When the O2 Arena was infamous as the Millennium Dome, Peter Gabriel’s music for its central show was one of its redeeming features, but the experience still left him feeling bruised. So he was brave, this weekend, to bring a new concept to the same venue. Scratch My Back, his most recent CD, is a set of cover versions, all performed with an orchestra. “No guitars, no drums,” runs its severe rubric.
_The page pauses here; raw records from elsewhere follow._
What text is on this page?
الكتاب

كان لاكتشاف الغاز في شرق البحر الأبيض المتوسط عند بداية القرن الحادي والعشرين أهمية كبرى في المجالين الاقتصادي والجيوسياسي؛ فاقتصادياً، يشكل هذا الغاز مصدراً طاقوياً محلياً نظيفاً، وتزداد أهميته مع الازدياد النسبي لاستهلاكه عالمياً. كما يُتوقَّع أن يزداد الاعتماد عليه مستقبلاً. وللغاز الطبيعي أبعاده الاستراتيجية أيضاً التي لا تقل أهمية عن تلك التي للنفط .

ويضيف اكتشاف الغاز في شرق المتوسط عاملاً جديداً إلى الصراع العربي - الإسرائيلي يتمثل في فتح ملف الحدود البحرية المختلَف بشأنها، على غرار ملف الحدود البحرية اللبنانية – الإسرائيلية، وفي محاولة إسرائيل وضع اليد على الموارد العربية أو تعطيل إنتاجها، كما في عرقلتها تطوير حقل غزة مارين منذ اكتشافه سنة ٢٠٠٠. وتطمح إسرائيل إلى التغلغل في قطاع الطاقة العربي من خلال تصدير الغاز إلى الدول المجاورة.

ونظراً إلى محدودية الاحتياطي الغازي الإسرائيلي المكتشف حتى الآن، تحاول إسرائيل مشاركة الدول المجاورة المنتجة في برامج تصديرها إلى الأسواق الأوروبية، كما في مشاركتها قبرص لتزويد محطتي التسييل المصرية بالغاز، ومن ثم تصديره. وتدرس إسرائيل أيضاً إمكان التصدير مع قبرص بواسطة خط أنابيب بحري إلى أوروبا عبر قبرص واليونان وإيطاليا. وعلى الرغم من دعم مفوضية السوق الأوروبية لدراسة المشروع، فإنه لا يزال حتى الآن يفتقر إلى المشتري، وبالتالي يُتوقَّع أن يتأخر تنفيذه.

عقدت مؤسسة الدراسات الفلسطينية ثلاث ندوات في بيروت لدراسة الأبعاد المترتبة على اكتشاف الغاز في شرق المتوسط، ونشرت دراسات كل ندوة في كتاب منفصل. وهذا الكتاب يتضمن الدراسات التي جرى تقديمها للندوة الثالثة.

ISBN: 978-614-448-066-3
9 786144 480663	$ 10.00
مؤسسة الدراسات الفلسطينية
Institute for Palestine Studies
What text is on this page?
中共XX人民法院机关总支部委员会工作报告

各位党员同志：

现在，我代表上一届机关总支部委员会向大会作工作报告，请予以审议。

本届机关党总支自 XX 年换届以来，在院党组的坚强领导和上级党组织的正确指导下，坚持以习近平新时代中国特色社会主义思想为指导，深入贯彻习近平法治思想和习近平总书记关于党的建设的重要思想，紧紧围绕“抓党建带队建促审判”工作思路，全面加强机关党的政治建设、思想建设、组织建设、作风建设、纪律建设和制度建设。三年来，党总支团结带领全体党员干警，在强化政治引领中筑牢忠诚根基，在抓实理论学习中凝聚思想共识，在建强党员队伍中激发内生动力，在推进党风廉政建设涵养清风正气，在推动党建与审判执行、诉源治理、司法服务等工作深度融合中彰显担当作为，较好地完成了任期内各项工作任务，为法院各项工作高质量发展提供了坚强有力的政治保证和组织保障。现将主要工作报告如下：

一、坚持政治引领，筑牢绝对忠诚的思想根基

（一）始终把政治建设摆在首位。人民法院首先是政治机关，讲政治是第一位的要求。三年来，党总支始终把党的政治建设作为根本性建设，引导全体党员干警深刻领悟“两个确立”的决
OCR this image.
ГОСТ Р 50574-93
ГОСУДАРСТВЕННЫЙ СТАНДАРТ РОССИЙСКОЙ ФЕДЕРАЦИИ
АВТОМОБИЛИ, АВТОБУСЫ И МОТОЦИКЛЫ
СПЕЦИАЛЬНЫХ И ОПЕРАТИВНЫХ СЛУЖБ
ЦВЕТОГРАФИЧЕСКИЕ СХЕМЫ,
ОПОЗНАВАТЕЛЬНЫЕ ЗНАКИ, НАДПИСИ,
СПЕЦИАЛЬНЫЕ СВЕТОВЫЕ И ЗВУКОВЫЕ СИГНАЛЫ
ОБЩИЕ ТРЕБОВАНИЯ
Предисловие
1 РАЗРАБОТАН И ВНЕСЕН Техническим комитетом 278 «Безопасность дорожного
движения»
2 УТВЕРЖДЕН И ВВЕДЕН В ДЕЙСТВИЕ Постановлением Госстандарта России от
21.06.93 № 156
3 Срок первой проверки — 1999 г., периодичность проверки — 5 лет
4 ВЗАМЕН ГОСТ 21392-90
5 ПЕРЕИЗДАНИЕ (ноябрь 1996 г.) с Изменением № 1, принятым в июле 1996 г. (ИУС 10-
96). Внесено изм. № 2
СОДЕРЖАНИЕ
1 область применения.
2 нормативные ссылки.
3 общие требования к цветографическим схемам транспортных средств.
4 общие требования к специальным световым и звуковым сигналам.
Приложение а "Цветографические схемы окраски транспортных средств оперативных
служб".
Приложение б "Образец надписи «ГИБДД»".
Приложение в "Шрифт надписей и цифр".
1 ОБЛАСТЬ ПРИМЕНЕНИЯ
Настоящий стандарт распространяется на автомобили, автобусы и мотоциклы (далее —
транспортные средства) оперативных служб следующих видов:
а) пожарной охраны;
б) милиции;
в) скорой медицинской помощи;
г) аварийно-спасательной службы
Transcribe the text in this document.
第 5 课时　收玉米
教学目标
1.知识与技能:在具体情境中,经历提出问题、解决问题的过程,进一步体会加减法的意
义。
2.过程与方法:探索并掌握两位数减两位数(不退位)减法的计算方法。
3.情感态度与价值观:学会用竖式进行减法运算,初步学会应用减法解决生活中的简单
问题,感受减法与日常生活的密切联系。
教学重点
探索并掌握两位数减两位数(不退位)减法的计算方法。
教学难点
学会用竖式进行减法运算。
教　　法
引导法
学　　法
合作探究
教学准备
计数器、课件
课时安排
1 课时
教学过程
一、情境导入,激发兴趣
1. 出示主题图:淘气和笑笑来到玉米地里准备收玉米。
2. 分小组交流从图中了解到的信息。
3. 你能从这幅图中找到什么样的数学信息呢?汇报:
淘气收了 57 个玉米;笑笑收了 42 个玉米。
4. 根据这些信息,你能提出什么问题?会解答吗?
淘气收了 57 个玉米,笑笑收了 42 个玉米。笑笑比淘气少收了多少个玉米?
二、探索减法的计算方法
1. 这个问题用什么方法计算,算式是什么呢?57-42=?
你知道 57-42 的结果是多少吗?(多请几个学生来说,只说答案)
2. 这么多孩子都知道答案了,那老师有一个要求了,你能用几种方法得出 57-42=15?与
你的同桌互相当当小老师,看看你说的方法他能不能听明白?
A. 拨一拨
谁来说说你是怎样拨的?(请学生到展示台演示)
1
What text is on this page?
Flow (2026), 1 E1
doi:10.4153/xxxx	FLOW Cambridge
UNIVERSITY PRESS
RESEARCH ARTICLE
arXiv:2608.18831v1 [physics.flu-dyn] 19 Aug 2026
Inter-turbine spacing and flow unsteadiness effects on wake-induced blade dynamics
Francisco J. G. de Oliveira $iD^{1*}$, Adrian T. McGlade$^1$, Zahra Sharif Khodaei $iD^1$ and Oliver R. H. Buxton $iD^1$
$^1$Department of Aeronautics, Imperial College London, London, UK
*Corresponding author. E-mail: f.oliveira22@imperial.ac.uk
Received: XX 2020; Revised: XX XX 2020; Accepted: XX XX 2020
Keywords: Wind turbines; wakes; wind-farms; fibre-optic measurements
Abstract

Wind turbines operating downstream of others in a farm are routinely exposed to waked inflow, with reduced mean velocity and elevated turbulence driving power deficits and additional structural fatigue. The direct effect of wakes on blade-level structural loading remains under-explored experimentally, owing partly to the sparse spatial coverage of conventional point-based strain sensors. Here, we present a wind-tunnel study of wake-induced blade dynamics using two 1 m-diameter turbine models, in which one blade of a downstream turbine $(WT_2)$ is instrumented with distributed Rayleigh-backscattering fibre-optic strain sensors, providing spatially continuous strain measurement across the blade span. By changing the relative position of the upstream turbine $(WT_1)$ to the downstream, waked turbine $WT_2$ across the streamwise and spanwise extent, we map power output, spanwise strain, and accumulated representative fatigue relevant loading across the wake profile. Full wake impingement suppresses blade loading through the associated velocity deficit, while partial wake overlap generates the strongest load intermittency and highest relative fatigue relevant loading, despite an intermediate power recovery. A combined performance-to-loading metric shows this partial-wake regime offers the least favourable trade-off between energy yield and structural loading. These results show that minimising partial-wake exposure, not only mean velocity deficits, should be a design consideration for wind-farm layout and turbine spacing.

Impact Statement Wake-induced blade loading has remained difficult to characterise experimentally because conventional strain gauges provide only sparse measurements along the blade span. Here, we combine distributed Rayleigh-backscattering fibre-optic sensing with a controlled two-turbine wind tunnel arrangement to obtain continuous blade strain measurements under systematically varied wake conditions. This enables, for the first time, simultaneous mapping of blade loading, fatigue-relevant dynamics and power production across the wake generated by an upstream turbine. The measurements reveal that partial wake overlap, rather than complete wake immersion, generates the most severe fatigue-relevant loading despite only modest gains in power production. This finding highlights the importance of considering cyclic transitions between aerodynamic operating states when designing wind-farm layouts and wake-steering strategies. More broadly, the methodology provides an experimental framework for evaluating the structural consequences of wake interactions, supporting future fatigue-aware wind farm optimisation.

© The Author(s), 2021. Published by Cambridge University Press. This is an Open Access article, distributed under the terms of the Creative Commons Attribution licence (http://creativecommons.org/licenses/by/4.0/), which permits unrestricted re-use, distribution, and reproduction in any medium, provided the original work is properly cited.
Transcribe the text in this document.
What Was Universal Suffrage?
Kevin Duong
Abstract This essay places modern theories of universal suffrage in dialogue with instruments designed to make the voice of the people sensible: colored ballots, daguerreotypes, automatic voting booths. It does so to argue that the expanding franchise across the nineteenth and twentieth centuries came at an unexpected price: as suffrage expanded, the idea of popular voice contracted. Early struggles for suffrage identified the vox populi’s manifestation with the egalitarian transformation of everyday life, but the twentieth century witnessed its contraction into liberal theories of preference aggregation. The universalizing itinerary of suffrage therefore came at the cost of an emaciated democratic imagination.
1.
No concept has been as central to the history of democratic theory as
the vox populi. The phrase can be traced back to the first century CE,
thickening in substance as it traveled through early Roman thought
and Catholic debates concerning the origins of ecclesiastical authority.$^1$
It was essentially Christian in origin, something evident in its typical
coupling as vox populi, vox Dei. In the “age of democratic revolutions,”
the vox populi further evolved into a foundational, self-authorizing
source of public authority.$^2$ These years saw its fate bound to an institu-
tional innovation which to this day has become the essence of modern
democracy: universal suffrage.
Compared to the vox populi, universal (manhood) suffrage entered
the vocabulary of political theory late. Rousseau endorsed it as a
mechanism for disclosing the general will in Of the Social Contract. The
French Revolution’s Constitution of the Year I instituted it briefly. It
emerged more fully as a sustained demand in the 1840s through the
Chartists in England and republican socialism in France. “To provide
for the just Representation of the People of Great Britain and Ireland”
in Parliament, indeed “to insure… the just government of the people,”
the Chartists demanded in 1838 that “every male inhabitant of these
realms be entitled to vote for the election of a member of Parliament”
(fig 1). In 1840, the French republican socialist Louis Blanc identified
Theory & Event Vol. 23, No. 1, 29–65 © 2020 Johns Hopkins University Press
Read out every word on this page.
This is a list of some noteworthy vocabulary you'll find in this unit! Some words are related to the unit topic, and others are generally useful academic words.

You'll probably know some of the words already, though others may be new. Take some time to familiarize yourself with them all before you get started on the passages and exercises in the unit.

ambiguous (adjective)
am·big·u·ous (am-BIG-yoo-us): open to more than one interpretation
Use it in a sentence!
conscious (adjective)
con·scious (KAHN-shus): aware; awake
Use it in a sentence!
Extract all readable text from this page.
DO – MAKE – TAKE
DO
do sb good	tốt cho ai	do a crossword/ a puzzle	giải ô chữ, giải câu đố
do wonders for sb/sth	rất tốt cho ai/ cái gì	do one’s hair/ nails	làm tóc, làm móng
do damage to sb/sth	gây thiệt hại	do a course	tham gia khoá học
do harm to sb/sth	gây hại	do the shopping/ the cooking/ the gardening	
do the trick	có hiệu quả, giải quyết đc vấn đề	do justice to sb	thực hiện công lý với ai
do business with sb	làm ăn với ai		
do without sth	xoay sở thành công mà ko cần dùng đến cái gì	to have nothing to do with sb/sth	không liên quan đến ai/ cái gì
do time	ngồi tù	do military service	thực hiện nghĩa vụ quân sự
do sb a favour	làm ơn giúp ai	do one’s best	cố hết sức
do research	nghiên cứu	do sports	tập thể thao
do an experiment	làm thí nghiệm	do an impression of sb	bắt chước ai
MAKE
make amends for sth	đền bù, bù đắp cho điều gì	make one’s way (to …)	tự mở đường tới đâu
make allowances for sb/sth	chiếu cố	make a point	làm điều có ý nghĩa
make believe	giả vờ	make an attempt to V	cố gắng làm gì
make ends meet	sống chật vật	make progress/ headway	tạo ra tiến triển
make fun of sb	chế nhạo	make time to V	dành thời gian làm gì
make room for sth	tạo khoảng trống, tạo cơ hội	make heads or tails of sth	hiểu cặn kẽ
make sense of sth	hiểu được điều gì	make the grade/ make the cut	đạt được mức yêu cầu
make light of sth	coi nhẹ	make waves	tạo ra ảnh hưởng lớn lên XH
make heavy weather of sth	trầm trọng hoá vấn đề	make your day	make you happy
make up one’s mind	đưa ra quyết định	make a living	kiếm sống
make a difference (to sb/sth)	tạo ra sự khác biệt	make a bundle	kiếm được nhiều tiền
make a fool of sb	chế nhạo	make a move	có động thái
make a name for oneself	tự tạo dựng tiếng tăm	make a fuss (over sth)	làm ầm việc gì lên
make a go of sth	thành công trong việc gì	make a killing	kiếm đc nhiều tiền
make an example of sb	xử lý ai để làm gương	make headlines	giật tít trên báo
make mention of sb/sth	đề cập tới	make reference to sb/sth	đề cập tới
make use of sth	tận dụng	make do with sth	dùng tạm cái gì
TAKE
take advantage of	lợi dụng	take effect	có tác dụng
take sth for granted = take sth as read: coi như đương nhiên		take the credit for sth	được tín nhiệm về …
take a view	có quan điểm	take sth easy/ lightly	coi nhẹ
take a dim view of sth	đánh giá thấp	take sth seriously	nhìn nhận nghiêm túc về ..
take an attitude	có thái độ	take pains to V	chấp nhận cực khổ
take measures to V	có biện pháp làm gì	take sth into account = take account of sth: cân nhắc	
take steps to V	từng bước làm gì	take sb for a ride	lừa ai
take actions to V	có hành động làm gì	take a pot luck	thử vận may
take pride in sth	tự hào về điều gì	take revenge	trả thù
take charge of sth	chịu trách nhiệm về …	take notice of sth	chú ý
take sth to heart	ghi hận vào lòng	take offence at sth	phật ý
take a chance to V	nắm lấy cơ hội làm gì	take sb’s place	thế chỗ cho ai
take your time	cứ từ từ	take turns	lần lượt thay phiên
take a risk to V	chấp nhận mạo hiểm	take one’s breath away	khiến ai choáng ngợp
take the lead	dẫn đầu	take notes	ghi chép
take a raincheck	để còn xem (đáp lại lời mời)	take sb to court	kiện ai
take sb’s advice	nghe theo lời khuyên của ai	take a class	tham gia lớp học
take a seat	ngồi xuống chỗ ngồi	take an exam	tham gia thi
The first half of the concert ran through the CD, in order, note for note and fault for fault. Some songs, notably Bowie’s “Heroes” and Paul Simon’s “The Boy In The Bubble”, are enervated by being stripped of pomp and swagger, although the former had a colourful passage of Reichian pulsing strings. Elbow’s “Mirrorball” has contorted melodies through which Gabriel would have sailed in his days with Genesis, but the kitschy orchestration muffled the key line: “We kissed like we invented it.” “The Book Of Love”, which in any case walks a fine line between the sincere and the sardonic, was trampled to death by headache-inducing cartoons.
But a couple survived. “My Body is a Cage”, originally by The Arcade Fire, had its relentless oppression screwed home with tiny taps of the triangle, while the backdrop flared with pictures of a throbbing atomic nucleus orbited by barbed wire. And “Listening Wind”, a newly topical Talking Heads song about insurgency and terrorism, grew spiky staccato string polyrhythms.